In December, Winston completed an interest rate swap on $50 million of debt, which will allow the Company greater flexibility in dealing with volatile market conditions. The transaction effectively replaces the Company`s variable interest rate based on 30-day LIBOR on $50 million of its $140 million line of credit (the “Line”) with a fixed interest rate of 5.915% for two years. The Company`s interest rate spread on the Line currently is 1.45%, resulting in a current total fixed interest rate of 7.365% on $50 million of the Line. Along with $69 million in outstanding securitized debt, which carries a fixed interest rate of 7.375%, the transaction locks in approximately 70% of the Company`s total outstanding debt at very attractive rates. As of December 31, 2000, the Company had $103.8 million outstanding under the Line, $53.8 million of which is subject to a variable interest rate of 30-day LIBOR plus 1.45%. “We are pleased that our interest rate strategy has enabled us to take advantage of very competitive rates for a substantial part of our debt structure,” commented Joseph V. Green, the Company`s Chief Financial Officer.

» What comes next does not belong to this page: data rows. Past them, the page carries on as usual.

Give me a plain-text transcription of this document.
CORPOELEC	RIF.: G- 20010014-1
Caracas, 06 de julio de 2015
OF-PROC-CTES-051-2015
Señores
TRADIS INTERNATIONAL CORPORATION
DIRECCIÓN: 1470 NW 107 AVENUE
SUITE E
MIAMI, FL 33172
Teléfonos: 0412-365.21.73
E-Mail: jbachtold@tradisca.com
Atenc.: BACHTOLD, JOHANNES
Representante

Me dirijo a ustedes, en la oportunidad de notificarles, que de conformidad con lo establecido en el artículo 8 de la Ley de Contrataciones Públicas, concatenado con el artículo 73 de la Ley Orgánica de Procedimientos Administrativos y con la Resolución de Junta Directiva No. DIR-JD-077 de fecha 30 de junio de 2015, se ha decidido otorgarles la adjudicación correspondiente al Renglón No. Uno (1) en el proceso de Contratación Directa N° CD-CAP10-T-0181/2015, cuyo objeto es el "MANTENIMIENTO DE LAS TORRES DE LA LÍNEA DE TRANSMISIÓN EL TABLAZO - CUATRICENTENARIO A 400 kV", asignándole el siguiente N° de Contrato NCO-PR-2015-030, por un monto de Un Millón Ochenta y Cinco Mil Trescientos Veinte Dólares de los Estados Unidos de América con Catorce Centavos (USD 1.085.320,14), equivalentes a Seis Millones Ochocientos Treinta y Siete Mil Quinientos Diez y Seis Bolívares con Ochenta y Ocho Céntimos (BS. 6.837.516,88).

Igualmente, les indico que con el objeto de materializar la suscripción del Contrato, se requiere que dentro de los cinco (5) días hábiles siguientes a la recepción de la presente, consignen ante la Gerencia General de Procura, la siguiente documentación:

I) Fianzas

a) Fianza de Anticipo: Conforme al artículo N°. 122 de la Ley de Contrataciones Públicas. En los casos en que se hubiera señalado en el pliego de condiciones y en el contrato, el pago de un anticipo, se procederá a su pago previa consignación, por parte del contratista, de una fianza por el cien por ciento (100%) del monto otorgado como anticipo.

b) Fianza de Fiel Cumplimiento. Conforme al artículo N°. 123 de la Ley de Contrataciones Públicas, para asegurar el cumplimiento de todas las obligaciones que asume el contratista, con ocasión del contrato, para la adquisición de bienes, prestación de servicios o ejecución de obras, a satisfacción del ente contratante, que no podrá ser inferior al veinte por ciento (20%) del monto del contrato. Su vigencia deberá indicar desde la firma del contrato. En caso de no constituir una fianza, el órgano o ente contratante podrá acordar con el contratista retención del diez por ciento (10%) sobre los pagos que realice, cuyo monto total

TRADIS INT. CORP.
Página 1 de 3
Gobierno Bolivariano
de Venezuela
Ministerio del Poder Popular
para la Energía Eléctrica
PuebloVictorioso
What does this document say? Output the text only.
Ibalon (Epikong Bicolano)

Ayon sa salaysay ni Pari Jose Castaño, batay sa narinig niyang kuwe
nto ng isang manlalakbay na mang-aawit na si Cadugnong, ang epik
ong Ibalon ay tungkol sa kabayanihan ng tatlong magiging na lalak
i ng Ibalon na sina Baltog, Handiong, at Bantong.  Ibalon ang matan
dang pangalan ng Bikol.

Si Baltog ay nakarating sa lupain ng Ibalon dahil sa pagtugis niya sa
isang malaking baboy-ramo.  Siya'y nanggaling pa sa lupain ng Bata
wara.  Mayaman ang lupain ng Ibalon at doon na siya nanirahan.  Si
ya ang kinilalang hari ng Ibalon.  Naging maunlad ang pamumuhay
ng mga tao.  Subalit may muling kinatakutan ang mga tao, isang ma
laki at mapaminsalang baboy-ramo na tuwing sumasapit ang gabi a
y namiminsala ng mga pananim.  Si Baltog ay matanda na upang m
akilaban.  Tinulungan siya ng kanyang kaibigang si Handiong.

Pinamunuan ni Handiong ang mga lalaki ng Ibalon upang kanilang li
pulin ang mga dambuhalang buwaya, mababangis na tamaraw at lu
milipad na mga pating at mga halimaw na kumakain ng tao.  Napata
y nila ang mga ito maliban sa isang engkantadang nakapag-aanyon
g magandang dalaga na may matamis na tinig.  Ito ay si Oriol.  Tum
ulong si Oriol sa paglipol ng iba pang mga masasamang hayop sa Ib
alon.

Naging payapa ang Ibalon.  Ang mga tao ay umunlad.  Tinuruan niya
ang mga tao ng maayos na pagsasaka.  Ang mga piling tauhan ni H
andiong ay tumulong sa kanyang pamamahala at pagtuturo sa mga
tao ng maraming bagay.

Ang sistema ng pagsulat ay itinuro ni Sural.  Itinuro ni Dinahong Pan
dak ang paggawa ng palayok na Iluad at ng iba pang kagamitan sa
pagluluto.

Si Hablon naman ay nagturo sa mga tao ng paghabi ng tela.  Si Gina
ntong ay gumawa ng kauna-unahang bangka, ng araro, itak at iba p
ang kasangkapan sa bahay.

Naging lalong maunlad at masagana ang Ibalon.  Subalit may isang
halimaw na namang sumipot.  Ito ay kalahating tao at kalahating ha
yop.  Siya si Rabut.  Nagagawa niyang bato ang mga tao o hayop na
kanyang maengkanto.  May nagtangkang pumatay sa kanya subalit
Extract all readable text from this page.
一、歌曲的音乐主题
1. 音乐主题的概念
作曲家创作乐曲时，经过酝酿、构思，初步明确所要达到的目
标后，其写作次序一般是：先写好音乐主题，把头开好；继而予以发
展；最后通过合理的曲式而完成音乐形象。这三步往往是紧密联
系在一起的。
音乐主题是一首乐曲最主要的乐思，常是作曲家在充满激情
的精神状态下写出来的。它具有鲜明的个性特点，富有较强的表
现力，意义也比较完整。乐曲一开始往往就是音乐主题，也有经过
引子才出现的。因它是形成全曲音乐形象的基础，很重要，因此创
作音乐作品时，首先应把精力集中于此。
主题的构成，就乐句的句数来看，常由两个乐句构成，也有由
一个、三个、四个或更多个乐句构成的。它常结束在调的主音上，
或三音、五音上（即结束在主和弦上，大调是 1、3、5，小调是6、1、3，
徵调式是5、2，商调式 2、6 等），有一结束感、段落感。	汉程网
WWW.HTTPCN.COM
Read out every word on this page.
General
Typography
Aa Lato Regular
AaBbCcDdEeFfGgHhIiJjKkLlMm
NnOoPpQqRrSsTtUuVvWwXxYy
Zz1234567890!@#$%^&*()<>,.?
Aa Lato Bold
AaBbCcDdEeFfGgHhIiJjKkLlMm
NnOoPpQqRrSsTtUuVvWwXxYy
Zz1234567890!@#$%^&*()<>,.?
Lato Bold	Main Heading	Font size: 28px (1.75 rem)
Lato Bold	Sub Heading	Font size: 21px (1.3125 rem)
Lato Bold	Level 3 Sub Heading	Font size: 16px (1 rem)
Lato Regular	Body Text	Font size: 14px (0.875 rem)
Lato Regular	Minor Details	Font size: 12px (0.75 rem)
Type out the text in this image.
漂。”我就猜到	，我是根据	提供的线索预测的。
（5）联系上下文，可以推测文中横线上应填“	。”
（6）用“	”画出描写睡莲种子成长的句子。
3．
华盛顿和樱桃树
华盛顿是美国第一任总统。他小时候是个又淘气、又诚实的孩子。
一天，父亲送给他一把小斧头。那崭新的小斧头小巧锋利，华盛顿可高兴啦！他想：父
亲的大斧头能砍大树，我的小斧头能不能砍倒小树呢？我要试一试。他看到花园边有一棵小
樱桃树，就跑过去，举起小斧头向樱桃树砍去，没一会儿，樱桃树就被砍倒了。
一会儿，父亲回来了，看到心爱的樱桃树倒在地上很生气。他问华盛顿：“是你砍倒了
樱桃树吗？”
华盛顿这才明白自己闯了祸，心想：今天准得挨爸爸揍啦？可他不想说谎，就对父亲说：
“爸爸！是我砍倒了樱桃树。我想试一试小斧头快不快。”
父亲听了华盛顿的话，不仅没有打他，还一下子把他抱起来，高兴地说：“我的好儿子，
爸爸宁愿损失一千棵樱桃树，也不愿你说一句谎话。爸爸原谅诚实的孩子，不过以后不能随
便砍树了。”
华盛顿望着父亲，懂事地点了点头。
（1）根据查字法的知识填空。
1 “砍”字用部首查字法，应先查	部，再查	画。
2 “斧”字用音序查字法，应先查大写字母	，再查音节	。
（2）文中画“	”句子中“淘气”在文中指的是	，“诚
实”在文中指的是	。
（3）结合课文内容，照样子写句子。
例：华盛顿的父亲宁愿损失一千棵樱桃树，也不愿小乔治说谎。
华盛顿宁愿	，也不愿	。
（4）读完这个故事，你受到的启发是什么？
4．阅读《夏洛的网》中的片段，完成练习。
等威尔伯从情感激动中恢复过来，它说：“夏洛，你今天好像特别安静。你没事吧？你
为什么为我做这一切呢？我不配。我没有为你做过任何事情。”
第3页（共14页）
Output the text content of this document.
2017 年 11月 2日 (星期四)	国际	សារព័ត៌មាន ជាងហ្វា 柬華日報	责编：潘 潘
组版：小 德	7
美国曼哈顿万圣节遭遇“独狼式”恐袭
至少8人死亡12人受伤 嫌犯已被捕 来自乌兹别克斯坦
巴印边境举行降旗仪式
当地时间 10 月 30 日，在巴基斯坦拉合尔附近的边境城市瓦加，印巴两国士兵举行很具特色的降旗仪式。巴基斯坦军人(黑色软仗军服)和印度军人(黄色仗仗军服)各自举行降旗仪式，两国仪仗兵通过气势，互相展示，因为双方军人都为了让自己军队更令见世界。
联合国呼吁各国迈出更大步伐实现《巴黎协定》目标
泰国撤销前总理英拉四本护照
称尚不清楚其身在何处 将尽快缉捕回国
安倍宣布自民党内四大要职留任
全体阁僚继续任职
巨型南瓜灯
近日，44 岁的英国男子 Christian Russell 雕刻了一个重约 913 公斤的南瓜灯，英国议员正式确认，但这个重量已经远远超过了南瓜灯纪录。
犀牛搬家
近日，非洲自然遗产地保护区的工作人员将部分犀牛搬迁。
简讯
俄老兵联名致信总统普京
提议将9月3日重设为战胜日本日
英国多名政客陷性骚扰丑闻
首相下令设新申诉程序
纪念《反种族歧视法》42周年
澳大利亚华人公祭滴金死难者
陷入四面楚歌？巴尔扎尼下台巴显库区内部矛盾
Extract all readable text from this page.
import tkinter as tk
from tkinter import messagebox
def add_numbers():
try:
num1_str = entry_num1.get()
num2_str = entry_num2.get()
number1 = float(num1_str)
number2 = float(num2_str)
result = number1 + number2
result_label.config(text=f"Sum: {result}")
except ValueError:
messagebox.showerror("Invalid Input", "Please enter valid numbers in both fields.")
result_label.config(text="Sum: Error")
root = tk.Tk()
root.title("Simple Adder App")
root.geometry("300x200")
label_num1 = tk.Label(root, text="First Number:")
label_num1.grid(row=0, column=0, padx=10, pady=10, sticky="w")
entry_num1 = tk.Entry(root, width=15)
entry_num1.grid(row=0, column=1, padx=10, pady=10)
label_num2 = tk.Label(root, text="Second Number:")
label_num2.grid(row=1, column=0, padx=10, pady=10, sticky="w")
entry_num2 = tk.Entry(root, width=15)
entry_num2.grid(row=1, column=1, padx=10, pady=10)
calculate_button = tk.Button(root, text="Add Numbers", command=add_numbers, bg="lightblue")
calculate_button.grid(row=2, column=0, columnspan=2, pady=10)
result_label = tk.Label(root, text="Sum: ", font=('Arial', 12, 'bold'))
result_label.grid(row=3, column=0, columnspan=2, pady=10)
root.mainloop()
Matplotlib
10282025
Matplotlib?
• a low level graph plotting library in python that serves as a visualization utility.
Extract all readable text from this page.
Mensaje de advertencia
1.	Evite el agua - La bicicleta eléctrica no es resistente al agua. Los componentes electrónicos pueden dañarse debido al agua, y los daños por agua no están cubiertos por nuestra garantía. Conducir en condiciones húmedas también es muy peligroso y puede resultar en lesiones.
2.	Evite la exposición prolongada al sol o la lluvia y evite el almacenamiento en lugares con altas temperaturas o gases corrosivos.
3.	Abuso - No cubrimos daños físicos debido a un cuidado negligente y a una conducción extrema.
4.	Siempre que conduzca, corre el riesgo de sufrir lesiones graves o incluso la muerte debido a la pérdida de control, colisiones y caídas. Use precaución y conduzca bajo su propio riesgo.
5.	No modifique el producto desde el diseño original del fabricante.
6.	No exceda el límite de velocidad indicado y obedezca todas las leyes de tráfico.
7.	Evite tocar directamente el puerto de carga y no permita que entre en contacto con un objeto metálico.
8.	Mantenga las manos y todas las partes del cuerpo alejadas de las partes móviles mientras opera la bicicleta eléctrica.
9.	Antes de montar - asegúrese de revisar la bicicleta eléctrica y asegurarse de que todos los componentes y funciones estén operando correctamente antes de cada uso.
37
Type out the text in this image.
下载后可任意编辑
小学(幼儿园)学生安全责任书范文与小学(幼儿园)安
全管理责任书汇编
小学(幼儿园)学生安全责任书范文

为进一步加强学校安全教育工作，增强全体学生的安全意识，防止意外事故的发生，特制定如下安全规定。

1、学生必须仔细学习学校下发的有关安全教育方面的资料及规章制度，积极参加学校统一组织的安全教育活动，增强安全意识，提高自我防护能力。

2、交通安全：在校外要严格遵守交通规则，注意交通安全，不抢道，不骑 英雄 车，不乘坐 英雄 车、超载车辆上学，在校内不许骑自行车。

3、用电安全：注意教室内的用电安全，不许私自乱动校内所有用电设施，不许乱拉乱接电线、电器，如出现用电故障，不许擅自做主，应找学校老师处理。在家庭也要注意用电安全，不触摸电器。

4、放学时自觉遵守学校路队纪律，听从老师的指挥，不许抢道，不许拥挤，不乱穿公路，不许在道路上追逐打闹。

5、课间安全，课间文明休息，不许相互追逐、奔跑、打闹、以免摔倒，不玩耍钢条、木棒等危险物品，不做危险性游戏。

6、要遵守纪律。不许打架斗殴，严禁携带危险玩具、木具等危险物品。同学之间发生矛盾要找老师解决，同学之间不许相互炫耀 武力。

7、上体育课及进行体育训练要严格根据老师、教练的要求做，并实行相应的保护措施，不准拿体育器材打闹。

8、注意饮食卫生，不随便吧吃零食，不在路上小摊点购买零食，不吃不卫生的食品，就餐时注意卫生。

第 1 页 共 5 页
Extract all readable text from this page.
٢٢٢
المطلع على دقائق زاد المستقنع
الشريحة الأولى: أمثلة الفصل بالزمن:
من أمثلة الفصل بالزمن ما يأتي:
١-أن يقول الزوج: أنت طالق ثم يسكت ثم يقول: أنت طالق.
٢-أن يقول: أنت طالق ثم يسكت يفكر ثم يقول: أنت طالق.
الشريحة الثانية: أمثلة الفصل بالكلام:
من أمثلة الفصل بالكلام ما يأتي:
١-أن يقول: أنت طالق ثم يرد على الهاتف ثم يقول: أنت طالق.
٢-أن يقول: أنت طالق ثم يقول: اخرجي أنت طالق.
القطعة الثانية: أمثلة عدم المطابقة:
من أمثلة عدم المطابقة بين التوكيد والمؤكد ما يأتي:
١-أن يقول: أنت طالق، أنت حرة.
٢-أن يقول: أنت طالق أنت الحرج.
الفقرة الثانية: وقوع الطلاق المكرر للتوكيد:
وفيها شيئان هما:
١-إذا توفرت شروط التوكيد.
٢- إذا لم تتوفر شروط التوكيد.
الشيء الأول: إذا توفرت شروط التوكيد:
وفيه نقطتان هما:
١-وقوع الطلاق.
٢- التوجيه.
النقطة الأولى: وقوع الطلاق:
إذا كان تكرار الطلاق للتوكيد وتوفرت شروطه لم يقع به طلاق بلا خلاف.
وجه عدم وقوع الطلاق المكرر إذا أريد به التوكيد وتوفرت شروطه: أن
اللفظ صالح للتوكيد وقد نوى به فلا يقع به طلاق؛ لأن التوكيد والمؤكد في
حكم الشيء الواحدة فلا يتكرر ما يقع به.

During the fourth quarter, the Company announced its regular quarterly cash dividend of $0.28 per common share. The dividend was paid on January 16, 2001 to common shareholders of record as of December 29, 2000. The regular quarterly dividend is equivalent to $1.12 per share on an annualized basis. Also in the fourth quarter, the Company announced its regular quarterly cash dividend to preferred shareholders of $0.578125 per share. This dividend also was paid on January 16, 2001 to shareholders of record as of December 29, 2000.
In December 1999, the Securities and Exchange Commission issued Staff Accounting Bulletin No. 101 (“SAB 101”) which provides guidance on revenue recognition. SAB 101 is effective for fiscal years beginning after December 15, 1999. SAB 101 requires that a lessor not recognize contingent rental income until annual specified hurdles have been achieved by the lessee. During 1999 and prior years, consistent with industry practice, the Company recognized contingent rentals throughout the year since it was considered probable that the lessee would exceed the annual specified hurdles. The Company has reviewed the terms of its leases and has determined that the provisions of SAB 101 materially impact the Company`s revenue recognition on an interim basis, effectively deferring the recognition of revenue from its leases from the first and second quarters of the calendar year to the third and fourth quarters. SAB 101 will impact the Company`s revenue recognition on an annual basis, although to a much lesser degree, as seven of the Company`s leases have fiscal year ends which differ from the Company`s calendar year end. The Company has accounted for SAB 101 as a change in accounting principle effective January 1, 2000, and therefore has not restated prior year financial statements.
SAB 101 will have no impact on the Company`s FFO, or its interim or annual cash flow from its third party lessees, and therefore, on its ability to pay dividends.
As of December 31, 2000, the Company`s deferred lease revenue resulting from the adoption of SAB 101 totaled $0.5 million, all of which will be recognized in the first and second quarters of 2001. As noted above, the Company has seven leases with non-calendar year fiscal years. These seven leases generated $0.7 million deferred revenue as of December 31, 1999, which is shown as a “cumulative effect of change in accounting principle” on the accompanying Statement of Income for the Year Ended December 31, 2000.